Seuls deux CESER ont fait le pari de nommer directement des organisations de jeunes et d'engager ainsi, à l'échelle régionale, une reconnaissance de leur légitimité, pour aller vers un partenariat institutionnalisé avec les jeunes. Certes, en revanche, dix CESER vont permettre une représentation des organisations étudiantes de leur territoire et, dans la plupart des cas, les critères de représentativité ont été respectés, ce qui semble être un minimum. Aucune région ne leur a attribué plus d'un siège cependant. Il est d'ailleurs particulièrement choquant de remarquer que parmi les CESER qui n'accordent aucune place aux étudiants se trouvent les académies qui en comptent le plus : les 600 000 étudiants d'Ile-de-France et les 250 000 étudiants de Rhône-Alpes, notamment, apprécieront la considération qui leur est accordée.

Encore plus que ces résultats déplorables, nous sommes atterrés par les argumentaires qui circulent depuis le début des négociations pour les nominations. Dans bon nombre de régions, les jeunes qui ont sollicité un siège pour représenter leurs organisations ont entendu les mêmes arguments surannés que ceux auxquels nous avions dû faire face pour intégrer notre assemblée. Les jeunes n'auraient pas de connaissances particulières. La représentation de leurs organisations serait remplaçable par le rajeunissement de la représentation des autres organisations. Ils n'auraient pas le temps de siéger. Voire même ils n'auraient pas de légitimité à le faire.
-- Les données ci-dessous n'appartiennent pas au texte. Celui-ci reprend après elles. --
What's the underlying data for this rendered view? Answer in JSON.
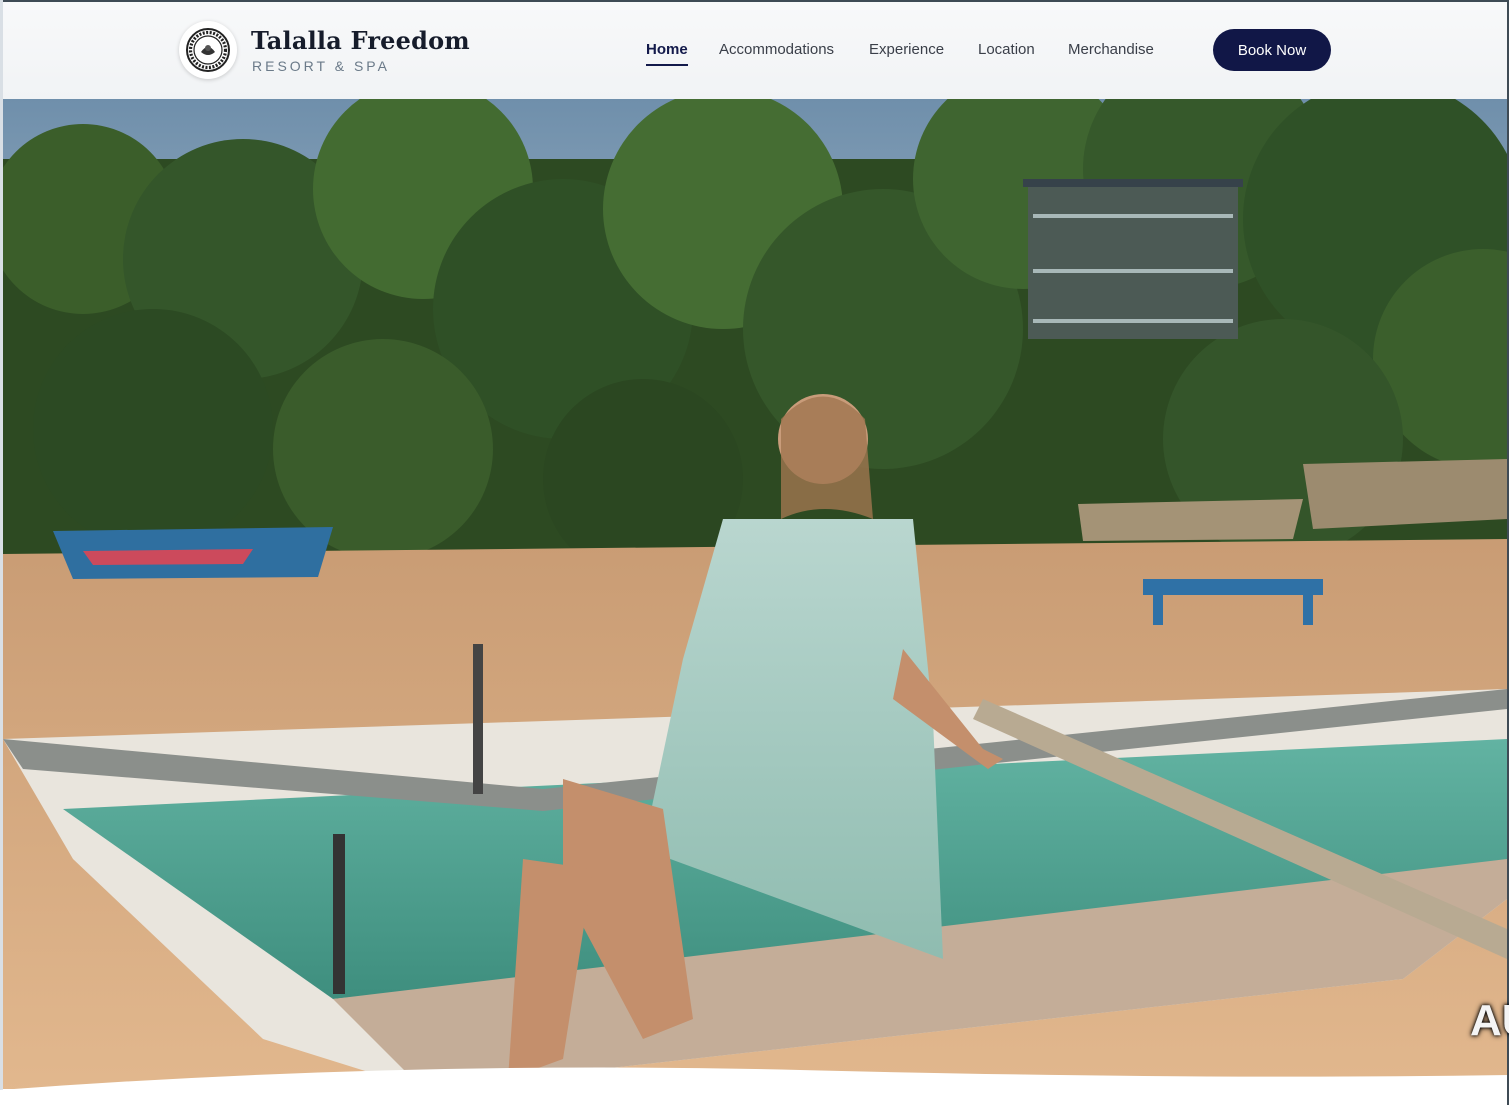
{
  "brand": {
    "name": "Talalla Freedom",
    "subtitle": "RESORT & SPA",
    "logo_icon": "resort-seal-logo",
    "logo_ring_text": "FREEDOM RESORT TALALLA"
  },
  "nav": {
    "items": [
      {
        "label": "Home",
        "active": true
      },
      {
        "label": "Accommodations",
        "active": false
      },
      {
        "label": "Experience",
        "active": false
      },
      {
        "label": "Location",
        "active": false
      },
      {
        "label": "Merchandise",
        "active": false
      }
    ],
    "cta_label": "Book Now"
  },
  "hero": {
    "media": "beach-video-frame",
    "overlay_text": "AU"
  },
  "colors": {
    "primary": "#111747",
    "nav_text": "#3a3f49",
    "subtitle": "#6b7a89",
    "header_bg": "#f5f6f8"
  }
}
Dans certaines régions, des tractations honteuses vont même jusqu'à leur proposer des nominations à condition qu'ils renoncent à leurs indemnités au profit d'autres coordinations, qui ont des sièges à pourvoir mais n'ont pas de jeunes ou de femmes à proposer.

Ces arguments factices, qui rappellent ceux auxquels ont dû s'opposer les femmes ou les représentants de la diversité, pourraient faire sourire s'ils n'étaient pas devenus si lassants. Alors même que la Ministre de la Jeunesse a tenté d'encourager les préfets à nommer des organisations de jeunes, ces discours sont tenus par des représentants de l'Etat en région, des élus régionaux et même, disons le franchement, des représentants régionaux des organisations de la société civile auprès desquelles nous siégeons ici.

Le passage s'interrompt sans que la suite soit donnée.